Nei prossimi giorni e settimane l’attenzione mondiale sarà puntata sugli avvenimenti americani. Il presidente Donald Trump, dopo la pubblicazione del contenuto della telefonata al suo collega ucraino Volodymyr Zlensky, nel corso della quale ha chiesto di riaprire una vecchia indagine sul figlio dell’ ex vice di Obama, Joe Biden, esponente democratico tra i possibili competitori per la Casa Bianca, rischia l’impeachment.
Agli effetti di cosa avverrà, non è importante sapere se ci fu corruzione da parte di una società del gas, la Burmisa, nel cui consiglio di amministrazione sedeva Hunter Biden. Trump ha chiesto che quella indagine, già archiviata in Ucraina, venisse riaperta e offerto allo scopo il sostegno dei suoi legali. Ciò che rileva politicamente è la totale mancanza di fair play che all’interno di una gran democrazia quale è quella americana costituisce elemento fondante. Puntare sul figlio per colpire il padre, ricorda la storia di “lupus et agnus” della favola di Esopo.
Che Trump praticasse una linea di comportamento morale del tutto personale negli Usa era noto da tempo. Già la sua scesa economico finanziaria era avvolta da un alone di oscurità, la liquidazione a suon di dollari delle escort a cui si era accompagnato per evitare grane giudiziarie ampliava il quadro. La vicenda delle interferenze russe, ancora non chiara, sulla campagna elettorale di Hillary Clinton, quando competeva con Trump per la presidenza, aveva accresciuto lo score di uomo senza scrupoli del presidente. A peggiorare la situazione sta il fatto che Trump avrebbe chiesto quanto detto sopra promettendo via libera alla fornitura di armamenti. Questo, se confermato, indicherebbe che il presidente sfrutta a suo interesse personale la politica estera americana. E potrebbe configurarsi come qualcosa vicino al tradimento.

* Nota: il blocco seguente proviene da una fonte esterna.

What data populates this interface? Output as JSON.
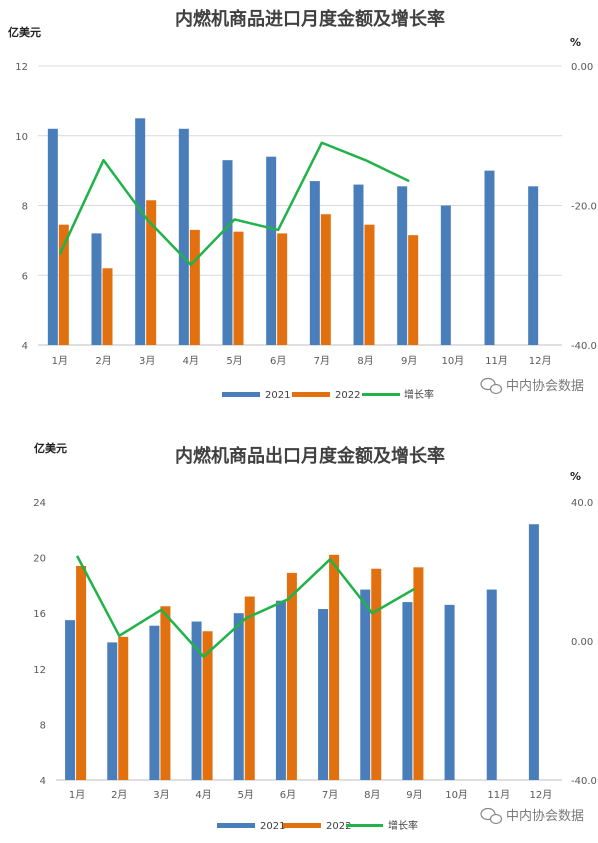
{
  "colors": {
    "s2021": "#4a7ebb",
    "s2022": "#e2700f",
    "growth": "#1fb34a"
  },
  "watermark": "中内协会数据",
  "chart_data": [
    {
      "type": "bar",
      "title": "内燃机商品进口月度金额及增长率",
      "ylabel": "亿美元",
      "y2label": "%",
      "categories": [
        "1月",
        "2月",
        "3月",
        "4月",
        "5月",
        "6月",
        "7月",
        "8月",
        "9月",
        "10月",
        "11月",
        "12月"
      ],
      "ylim": [
        4,
        12
      ],
      "yticks": [
        4,
        6,
        8,
        10,
        12
      ],
      "y2lim": [
        -40,
        0
      ],
      "y2ticks": [
        "-40.0",
        "-20.0",
        "0.00"
      ],
      "grid": true,
      "legend_position": "bottom",
      "series": [
        {
          "name": "2021",
          "type": "bar",
          "values": [
            10.2,
            7.2,
            10.5,
            10.2,
            9.3,
            9.4,
            8.7,
            8.6,
            8.55,
            8.0,
            9.0,
            8.55
          ]
        },
        {
          "name": "2022",
          "type": "bar",
          "values": [
            7.45,
            6.2,
            8.15,
            7.3,
            7.25,
            7.2,
            7.75,
            7.45,
            7.15,
            null,
            null,
            null
          ]
        },
        {
          "name": "增长率",
          "type": "line",
          "axis": "right",
          "values": [
            -27.0,
            -13.5,
            -22.0,
            -28.5,
            -22.0,
            -23.5,
            -11.0,
            -13.5,
            -16.5,
            null,
            null,
            null
          ]
        }
      ]
    },
    {
      "type": "bar",
      "title": "内燃机商品出口月度金额及增长率",
      "ylabel": "亿美元",
      "y2label": "%",
      "categories": [
        "1月",
        "2月",
        "3月",
        "4月",
        "5月",
        "6月",
        "7月",
        "8月",
        "9月",
        "10月",
        "11月",
        "12月"
      ],
      "ylim": [
        4,
        24
      ],
      "yticks": [
        4,
        8,
        12,
        16,
        20,
        24
      ],
      "y2lim": [
        -40,
        40
      ],
      "y2ticks": [
        "-40.0",
        "0.00",
        "40.0"
      ],
      "grid": false,
      "legend_position": "bottom",
      "series": [
        {
          "name": "2021",
          "type": "bar",
          "values": [
            15.5,
            13.9,
            15.1,
            15.4,
            16.0,
            16.9,
            16.3,
            17.7,
            16.8,
            16.6,
            17.7,
            22.4
          ]
        },
        {
          "name": "2022",
          "type": "bar",
          "values": [
            19.4,
            14.3,
            16.5,
            14.7,
            17.2,
            18.9,
            20.2,
            19.2,
            19.3,
            null,
            null,
            null
          ]
        },
        {
          "name": "增长率",
          "type": "line",
          "axis": "right",
          "values": [
            24.5,
            1.5,
            9.0,
            -4.5,
            6.5,
            12.0,
            23.5,
            8.0,
            15.0,
            null,
            null,
            null
          ]
        }
      ]
    }
  ]
}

Trump si difende da tutto elencandolo come un insieme di false notizie, fake news, facendosi forte di aver messo sotto controllo settori importanti del sistema di accertamento e di giudizio americani, a cominciare dall’Alta Corte di giustizia fino alla Cia. Ma alla lunga la partita gli sta diventando difficile. Egli è forte della sua arroganza e del fatto di poter contare su un’ingente fortuna personale. Finora è riuscito a indebolire la bella immagine dell’americano campione della democrazia, ma le prossime tappe si presentano difficili anche per lui che ostenta invincibile sicurezza. Pian piano, è arrivato al punto che dietro le sue spalle si è venuta stagliando la figura negativa di Richard Nixon, anche lui, repubblicano e presidente, artefice della scandalo Watergate, pure lì a danno degli avversari politici, che nel 1972, per evitare l’impeachment, dovette dimettersi dalla Casa Bianca.
Trump appare osso più duro di Nixon, ma il cumulo dei passi falsi compiuti e che continua a compiere, lo ha condotto su un sentiero arduo da percorrere fino in fondo, a conclusione del mandato presidenziale e alla candidatura per il rinnovo. La misura appare prossima al limite, vicino al baratro. La morale dei tempi correnti è meno rigorosa di quella che correva negli anni ’70, ma la corda tirata a lungo si spezza e il tonfo sarebbe clamorosamente planetario.